Photo: Jordin Althaus/
During the 2007 holiday season, a couple of fortunate young ladies plunged into strange and dangerous worlds. In Enchanted, a princess accustomed to the realm of happily-ever-after runs afoul of an evil queen who proceeds to drop her in the middle of bustling Times Square. And in The Golden Compass—based on the first novel in Philip Pullman's His Dark Materials trilogy—a strong-willed English orphan embarks on a supernatural voyage to the North Pole. These wayfarers share at least a little DNA with the quintessential girl adventurer, Lewis Carroll's Alice, whose travels in Wonderland have inspired dozens of film adaptations, from the 1951 Disney version to Jan Svankmajer's Alice (1988), which mixed live action and stop-motion animation, with entrancingly weird results.

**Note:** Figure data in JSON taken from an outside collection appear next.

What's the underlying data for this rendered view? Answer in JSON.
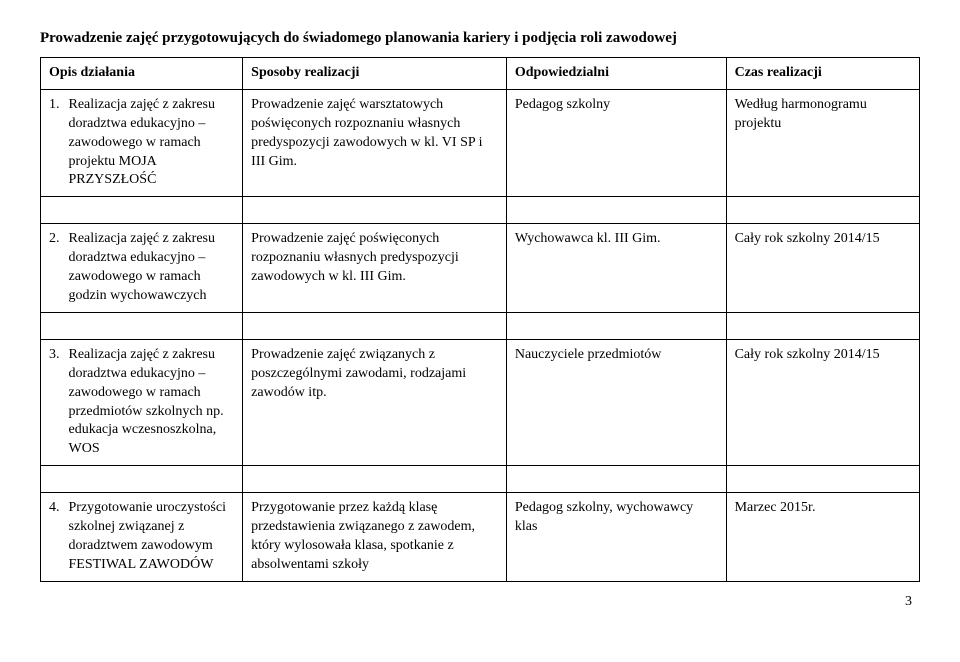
{
  "heading": "Prowadzenie zajęć przygotowujących do świadomego planowania kariery i podjęcia roli zawodowej",
  "columns": {
    "c1": "Opis działania",
    "c2": "Sposoby realizacji",
    "c3": "Odpowiedzialni",
    "c4": "Czas realizacji"
  },
  "rows": [
    {
      "num": "1.",
      "opis": "Realizacja zajęć z zakresu doradztwa edukacyjno – zawodowego w ramach projektu MOJA PRZYSZŁOŚĆ",
      "sposoby": "Prowadzenie zajęć warsztatowych poświęconych rozpoznaniu własnych predyspozycji zawodowych w kl. VI SP i III Gim.",
      "odpowiedzialni": "Pedagog szkolny",
      "czas": "Według harmonogramu projektu"
    },
    {
      "num": "2.",
      "opis": "Realizacja zajęć z zakresu doradztwa edukacyjno – zawodowego w ramach godzin wychowawczych",
      "sposoby": "Prowadzenie zajęć poświęconych rozpoznaniu własnych predyspozycji zawodowych w kl. III Gim.",
      "odpowiedzialni": "Wychowawca kl. III Gim.",
      "czas": "Cały rok szkolny 2014/15"
    },
    {
      "num": "3.",
      "opis": "Realizacja zajęć z zakresu doradztwa edukacyjno – zawodowego w ramach przedmiotów szkolnych np. edukacja wczesnoszkolna, WOS",
      "sposoby": "Prowadzenie zajęć związanych z poszczególnymi zawodami, rodzajami zawodów itp.",
      "odpowiedzialni": "Nauczyciele przedmiotów",
      "czas": "Cały rok szkolny 2014/15"
    },
    {
      "num": "4.",
      "opis": "Przygotowanie uroczystości szkolnej związanej z doradztwem zawodowym FESTIWAL ZAWODÓW",
      "sposoby": "Przygotowanie przez każdą klasę przedstawienia związanego z zawodem, który wylosowała klasa, spotkanie z absolwentami szkoły",
      "odpowiedzialni": "Pedagog szkolny, wychowawcy klas",
      "czas": "Marzec 2015r."
    }
  ],
  "page_number": "3"
}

Exhilarating dips into the rabbit hole of a child's imagination are also at the heart of 1995's A Little Princess, adapted from Frances Hodgson Burnett's book and directed by Mexican filmmaker Alfonso Cuarón (Harry Potter and the Prisoner of Azkaban, Children of Men). After Sara Crewe's wealthy father goes missing in the trenches of World War I, her idyllic childhood in India gives way to bedraggled servitude in a posh New York boarding school. But Sara's lively daydreams, which often take their cue from the Ramayana, an ancient Sanskrit epic, lose none of their luster. (Early in the movie, Sara casts aside a stodgy book and entertains her classmates with an improvised tale of Tahitian romance, near-death scrapes, and heroic mermaids.) Cuarón's bewitching all-ages fable doesn't measure a girl by her bloodlines or bling, but rather by her gifts as a storyteller. And our indomitable heroine holds on to her belief—which is also the film's gently reinforced moral—that every girl is a princess.